Here is what to check in the book before you bid:

  1. Whose name is on the contracts: confirm the agreements are in the company's name, not the owner's, and that they survive the sale legally.
  2. Renewal history: ask for two years of documented renewal rates, not a verbal claim that customers always renew.
  3. Why customers renew: test whether the relationship is with the company and its service cadence or with the owner personally.
  4. Who can quote the complex jobs: find out if anyone other than the seller can price a difficult replacement, or whether that judgment exists only in the seller's head.

The book and the quoting are the HVAC independence discount read from the buy side. The full picture of what an HVAC business is really worth and the decisions behind the number is here.

Run the deal before you bid

The independence discount has a number, and it is large. Owner-dependent service businesses transact near 1.65x SDE and owner-light ones near 3.5x, a $555,000 spread on a $300,000-SDE business.

That spread is the buyer's whole pre-bid question. A business where the book and the quoting transfer is worth the higher multiple; a business where they walk out with the owner is the lower one, and 86% of owners arrive at the table with no professional valuation or only a rough estimate.

So price the deal before you bid, not off the broker's number. The free Keystone diagnostic gives you three scores and an estimated sale price in four minutes, so you can see where the business sits on the 1.65x to 3.5x spread: app.trykeystone.io

Then run the specific deal through Keystone Pro and its Deal Analyzer. It works the adjusted SDE, the fair-value check against the Service-bucket range, the SBA affordability math, and the red-flag report, so you bid off the real number and the real risk rather than the headline.

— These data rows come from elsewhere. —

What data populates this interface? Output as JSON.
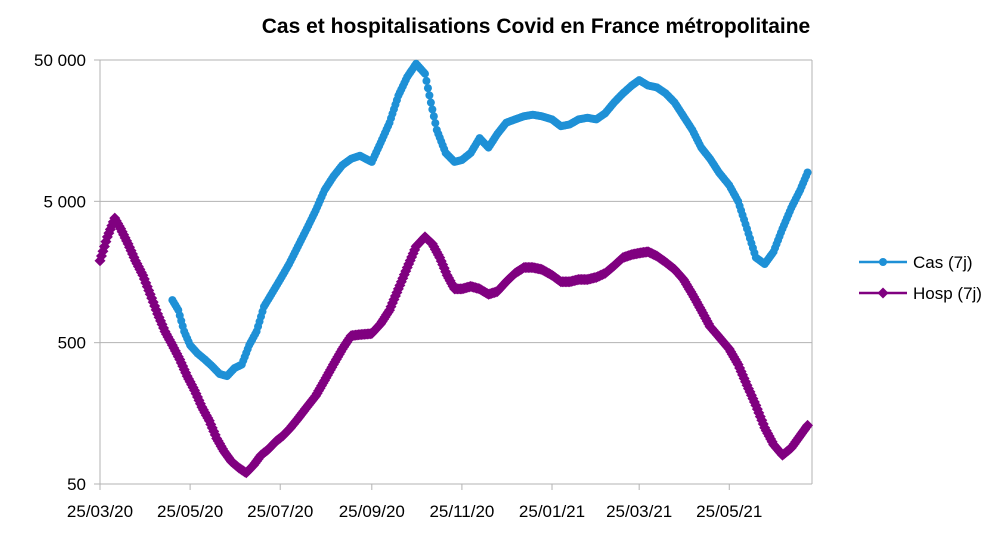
{
  "chart_data": {
    "type": "line",
    "title": "Cas et hospitalisations Covid en France métropolitaine",
    "xlabel": "",
    "ylabel": "",
    "y_scale": "log",
    "ylim": [
      50,
      50000
    ],
    "y_ticks": [
      {
        "value": 50,
        "label": "50"
      },
      {
        "value": 500,
        "label": "500"
      },
      {
        "value": 5000,
        "label": "5 000"
      },
      {
        "value": 50000,
        "label": "50 000"
      }
    ],
    "x_range": [
      "2020-03-25",
      "2021-07-20"
    ],
    "x_ticks": [
      {
        "date": "2020-03-25",
        "label": "25/03/20"
      },
      {
        "date": "2020-05-25",
        "label": "25/05/20"
      },
      {
        "date": "2020-07-25",
        "label": "25/07/20"
      },
      {
        "date": "2020-09-25",
        "label": "25/09/20"
      },
      {
        "date": "2020-11-25",
        "label": "25/11/20"
      },
      {
        "date": "2021-01-25",
        "label": "25/01/21"
      },
      {
        "date": "2021-03-25",
        "label": "25/03/21"
      },
      {
        "date": "2021-05-25",
        "label": "25/05/21"
      }
    ],
    "grid": "horizontal",
    "legend_position": "right",
    "series": [
      {
        "name": "Cas (7j)",
        "color": "#1e90d6",
        "marker": "circle",
        "x": [
          "2020-05-13",
          "2020-05-17",
          "2020-05-21",
          "2020-05-25",
          "2020-05-30",
          "2020-06-04",
          "2020-06-09",
          "2020-06-14",
          "2020-06-19",
          "2020-06-24",
          "2020-06-29",
          "2020-07-04",
          "2020-07-09",
          "2020-07-14",
          "2020-07-19",
          "2020-07-25",
          "2020-07-31",
          "2020-08-06",
          "2020-08-12",
          "2020-08-18",
          "2020-08-24",
          "2020-08-30",
          "2020-09-05",
          "2020-09-11",
          "2020-09-17",
          "2020-09-25",
          "2020-10-01",
          "2020-10-07",
          "2020-10-13",
          "2020-10-19",
          "2020-10-25",
          "2020-10-31",
          "2020-11-04",
          "2020-11-08",
          "2020-11-14",
          "2020-11-20",
          "2020-11-25",
          "2020-12-01",
          "2020-12-07",
          "2020-12-13",
          "2020-12-19",
          "2020-12-25",
          "2020-12-31",
          "2021-01-06",
          "2021-01-12",
          "2021-01-18",
          "2021-01-25",
          "2021-01-31",
          "2021-02-06",
          "2021-02-12",
          "2021-02-18",
          "2021-02-24",
          "2021-03-02",
          "2021-03-08",
          "2021-03-14",
          "2021-03-20",
          "2021-03-25",
          "2021-03-31",
          "2021-04-06",
          "2021-04-12",
          "2021-04-18",
          "2021-04-24",
          "2021-04-30",
          "2021-05-06",
          "2021-05-12",
          "2021-05-18",
          "2021-05-25",
          "2021-05-31",
          "2021-06-06",
          "2021-06-12",
          "2021-06-18",
          "2021-06-24",
          "2021-06-30",
          "2021-07-06",
          "2021-07-12",
          "2021-07-17"
        ],
        "y": [
          1000,
          850,
          600,
          480,
          420,
          380,
          340,
          300,
          290,
          330,
          350,
          480,
          600,
          900,
          1100,
          1400,
          1800,
          2400,
          3200,
          4300,
          6000,
          7500,
          9000,
          10000,
          10500,
          9500,
          13000,
          18000,
          28000,
          38000,
          47000,
          40000,
          25000,
          16000,
          11000,
          9500,
          9800,
          11000,
          14000,
          12000,
          15000,
          18000,
          19000,
          20000,
          20500,
          20000,
          19000,
          17000,
          17500,
          19000,
          19500,
          19000,
          21000,
          25000,
          29000,
          33000,
          36000,
          33000,
          32000,
          29000,
          25000,
          20000,
          16000,
          12000,
          10000,
          8000,
          6500,
          5000,
          3200,
          2000,
          1800,
          2200,
          3200,
          4500,
          6000,
          8000
        ]
      },
      {
        "name": "Hosp (7j)",
        "color": "#800080",
        "marker": "diamond",
        "x": [
          "2020-03-25",
          "2020-03-30",
          "2020-04-04",
          "2020-04-08",
          "2020-04-13",
          "2020-04-18",
          "2020-04-23",
          "2020-04-28",
          "2020-05-03",
          "2020-05-08",
          "2020-05-13",
          "2020-05-18",
          "2020-05-23",
          "2020-05-28",
          "2020-06-02",
          "2020-06-07",
          "2020-06-12",
          "2020-06-17",
          "2020-06-22",
          "2020-06-27",
          "2020-07-02",
          "2020-07-07",
          "2020-07-12",
          "2020-07-17",
          "2020-07-22",
          "2020-07-27",
          "2020-08-01",
          "2020-08-06",
          "2020-08-12",
          "2020-08-18",
          "2020-08-24",
          "2020-08-30",
          "2020-09-05",
          "2020-09-11",
          "2020-09-17",
          "2020-09-25",
          "2020-10-01",
          "2020-10-07",
          "2020-10-13",
          "2020-10-19",
          "2020-10-25",
          "2020-10-31",
          "2020-11-05",
          "2020-11-10",
          "2020-11-15",
          "2020-11-20",
          "2020-11-25",
          "2020-12-01",
          "2020-12-07",
          "2020-12-13",
          "2020-12-19",
          "2020-12-25",
          "2020-12-31",
          "2021-01-06",
          "2021-01-12",
          "2021-01-18",
          "2021-01-25",
          "2021-01-31",
          "2021-02-06",
          "2021-02-12",
          "2021-02-18",
          "2021-02-24",
          "2021-03-02",
          "2021-03-08",
          "2021-03-14",
          "2021-03-20",
          "2021-03-25",
          "2021-03-31",
          "2021-04-06",
          "2021-04-12",
          "2021-04-18",
          "2021-04-24",
          "2021-04-30",
          "2021-05-06",
          "2021-05-12",
          "2021-05-18",
          "2021-05-25",
          "2021-05-31",
          "2021-06-06",
          "2021-06-12",
          "2021-06-18",
          "2021-06-24",
          "2021-06-30",
          "2021-07-06",
          "2021-07-12",
          "2021-07-17"
        ],
        "y": [
          1900,
          2800,
          3800,
          3200,
          2500,
          1900,
          1500,
          1100,
          800,
          600,
          480,
          380,
          290,
          230,
          175,
          140,
          105,
          85,
          72,
          65,
          60,
          68,
          80,
          88,
          100,
          110,
          125,
          145,
          175,
          210,
          270,
          350,
          450,
          560,
          570,
          580,
          680,
          850,
          1200,
          1700,
          2400,
          2800,
          2500,
          2000,
          1500,
          1200,
          1200,
          1250,
          1200,
          1100,
          1150,
          1350,
          1550,
          1700,
          1700,
          1650,
          1500,
          1350,
          1350,
          1400,
          1400,
          1450,
          1550,
          1750,
          2000,
          2100,
          2150,
          2200,
          2050,
          1850,
          1650,
          1400,
          1100,
          850,
          650,
          550,
          450,
          350,
          250,
          180,
          125,
          95,
          80,
          90,
          110,
          130
        ]
      }
    ]
  }
}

That is the difference between buying a maintenance book that keeps producing and paying up for relationships that leave with the seller.

FAQ

What is a good multiple for an HVAC business?

An owner-operated HVAC business sells at a low-single-digit SDE multiple, with a typical $250K to $500K SDE business landing in the 2.4x to 3.2x range. The 7x to 12x figure quoted elsewhere is an EBITDA platform multiple for roll-ups, not the owner-operator's number.

How much should I pay for an HVAC business?

Anchor to the SDE multiple for the size band, not the platform EBITDA number. A typical $250K to $500K SDE shop sits in the 2.4x to 3.2x range, and where a specific deal lands depends on whether the maintenance book and the replacement quoting transfer off the seller.

Is buying an HVAC business a good investment?

HVAC maps to the Service bucket, which sits at the low-risk end of the SBA charge-off ordering, so acquisition financing tends to clear. The risk to underwrite is owner-dependence: a transferable maintenance book is real value, while owner-held relationships are not.

What should I look for when buying an HVAC company?

Whether the recurring book and the pricing judgment run on a system or on the seller. Check that maintenance agreements are in the company's name with documented renewal history, and that someone other than the owner can quote a complex replacement.